Authored by spatel on Jul 27 2018, 11:49 AM.

Details

Summary

This is exchanging a sub-of-1 with add-of-minus-1:
https://rise4fun.com/Alive/plKAH

This is another step towards improving select-of-constants codegen (see D48970).

x86 is the motivating target, and those diffs all appear to be wins. PPC looks neutral. I'm not sure about AArch64.
I've limited this to early combining (!LegalOperations) in case a target wants to reverse it, but I think canonicalizing to 'add' is more likely to produce further transforms because we have more folds for 'add'.

Note that we're also missing this canonicalization in IR, but I'm less sure which direction we should go in there. 'lshr' gives us better knownbits, but again the chance of subsequent folds seems more likely with 'add'. We should choose one form or the other.

Diff Detail

Event Timeline

spatel created this revision.Jul 27 2018, 11:49 AM
lebedev.ri added inline comments.Jul 27 2018, 12:29 PM
lib/CodeGen/SelectionDAG/DAGCombiner.cpp
2742–2753
// sub N0, (lshr N10, width-1)  ->  add N0, (ashr N10, width-1)
spatel updated this revision to Diff 157784.Jul 27 2018, 3:06 PM
spatel marked an inline comment as done.

Patch updated:
Add a code comment to describe the transform and motivation.

lebedev.ri accepted this revision.Jul 30 2018, 4:50 AM

The code+x86 test change looks ok to me.

In aarch64 case, as far as i can tell, the main change is that we avoided having to materialize the immediate in register,
although i'm not sure why we no longer fuse the shift into Operand2 of add/sub, commutativity overlook?
https://godbolt.org/g/yAFJS4 - but i don't think i'm comparing them correctly, that syntax is rather alien to me.
So yeah, not sure about aarch64.

This revision is now accepted and ready to land.Jul 30 2018, 4:50 AM

The code+x86 test change looks ok to me.

Thanks!

In aarch64 case, as far as i can tell, the main change is that we avoided having to materialize the immediate in register,
although i'm not sure why we no longer fuse the shift into Operand2 of add/sub, commutativity overlook?
https://godbolt.org/g/yAFJS4 - but i don't think i'm comparing them correctly, that syntax is rather alien to me.
So yeah, not sure about aarch64.

Let me add some more ARM experts to see if we can get an answer on those test diffs; I don't know if we can trust llvm-mca for aarch yet.

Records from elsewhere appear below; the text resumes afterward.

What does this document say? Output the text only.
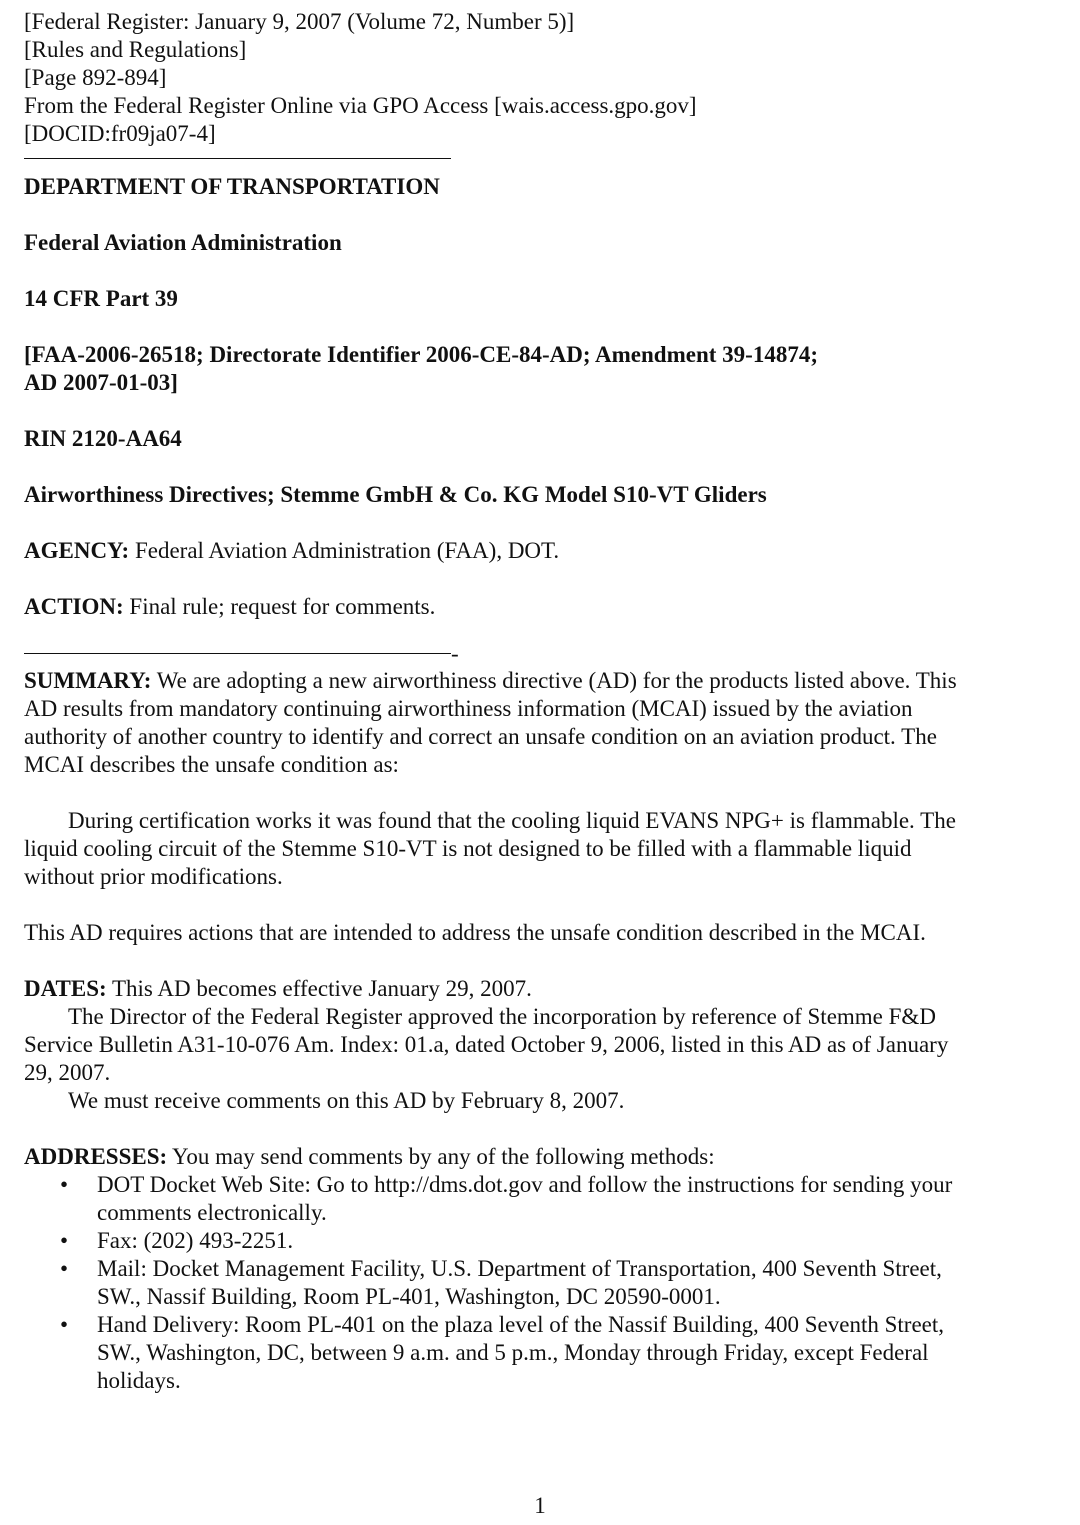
[Federal Register: January 9, 2007 (Volume 72, Number 5)]
[Rules and Regulations]
[Page 892-894]
From the Federal Register Online via GPO Access [wais.access.gpo.gov]
[DOCID:fr09ja07-4]
DEPARTMENT OF TRANSPORTATION
Federal Aviation Administration
14 CFR Part 39
[FAA-2006-26518; Directorate Identifier 2006-CE-84-AD; Amendment 39-14874;
AD 2007-01-03]
RIN 2120-AA64
Airworthiness Directives; Stemme GmbH & Co. KG Model S10-VT Gliders
AGENCY: Federal Aviation Administration (FAA), DOT.
ACTION: Final rule; request for comments.
-
SUMMARY: We are adopting a new airworthiness directive (AD) for the products listed above. This
AD results from mandatory continuing airworthiness information (MCAI) issued by the aviation
authority of another country to identify and correct an unsafe condition on an aviation product. The
MCAI describes the unsafe condition as:
During certification works it was found that the cooling liquid EVANS NPG+ is flammable. The
liquid cooling circuit of the Stemme S10-VT is not designed to be filled with a flammable liquid
without prior modifications.
This AD requires actions that are intended to address the unsafe condition described in the MCAI.
DATES: This AD becomes effective January 29, 2007.
The Director of the Federal Register approved the incorporation by reference of Stemme F&D
Service Bulletin A31-10-076 Am. Index: 01.a, dated October 9, 2006, listed in this AD as of January
29, 2007.
We must receive comments on this AD by February 8, 2007.
ADDRESSES: You may send comments by any of the following methods:
• DOT Docket Web Site: Go to http://dms.dot.gov and follow the instructions for sending your
comments electronically.
• Fax: (202) 493-2251.
• Mail: Docket Management Facility, U.S. Department of Transportation, 400 Seventh Street,
SW., Nassif Building, Room PL-401, Washington, DC 20590-0001.
• Hand Delivery: Room PL-401 on the plaza level of the Nassif Building, 400 Seventh Street,
SW., Washington, DC, between 9 a.m. and 5 p.m., Monday through Friday, except Federal
holidays.
1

Yes, the AArch64 issue is that we decide to use add-with-immediate rather than sub-with-shifted-operand. Which form is better probably depends on the CPU and the context: by itself, on an A57 you're trading an expensive instruction for cheaper instruction, but if the immediate can be hoisted out of a hot loop the expensive instruction might be cheaper than two cheap instructions. But I think the sub-with-shifted-operand might be cheaper on other CPUs?

Anyway, that's basically independent of this patch, so don't worry about it.

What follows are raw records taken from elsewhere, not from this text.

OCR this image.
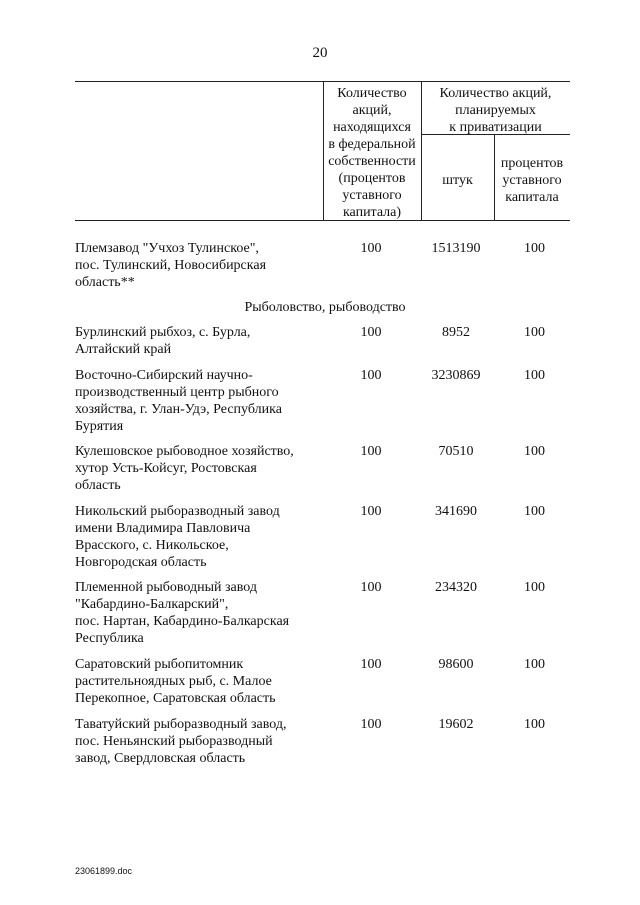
20
Количество
акций,
находящихся
в федеральной
собственности
(процентов
уставного
капитала)
Количество акций,
планируемых
к приватизации
штук
процентов
уставного
капитала
Племзавод "Учхоз Тулинское",
пос. Тулинский, Новосибирская
область**
100	1513190	100
Рыболовство, рыбоводство
Бурлинский рыбхоз, с. Бурла,
Алтайский край
100	8952	100
Восточно-Сибирский научно-
производственный центр рыбного
хозяйства, г. Улан-Удэ, Республика
Бурятия
100	3230869	100
Кулешовское рыбоводное хозяйство,
хутор Усть-Койсуг, Ростовская
область
100	70510	100
Никольский рыборазводный завод
имени Владимира Павловича
Врасского, с. Никольское,
Новгородская область
100	341690	100
Племенной рыбоводный завод
"Кабардино-Балкарский",
пос. Нартан, Кабардино-Балкарская
Республика
100	234320	100
Саратовский рыбопитомник
растительноядных рыб, с. Малое
Перекопное, Саратовская область
100	98600	100
Таватуйский рыборазводный завод,
пос. Неньянский рыборазводный
завод, Свердловская область
100	19602	100
23061899.doc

Yes, the AArch64 issue is that we decide to use add-with-immediate rather than sub-with-shifted-operand. Which form is better probably depends on the CPU and the context: by itself, on an A57 you're trading an expensive instruction for cheaper instruction, but if the immediate can be hoisted out of a hot loop the expensive instruction might be cheaper than two cheap instructions. But I think the sub-with-shifted-operand might be cheaper on other CPUs?

Anyway, that's basically independent of this patch, so don't worry about it.

Thanks!

This revision was automatically updated to reflect the committed changes.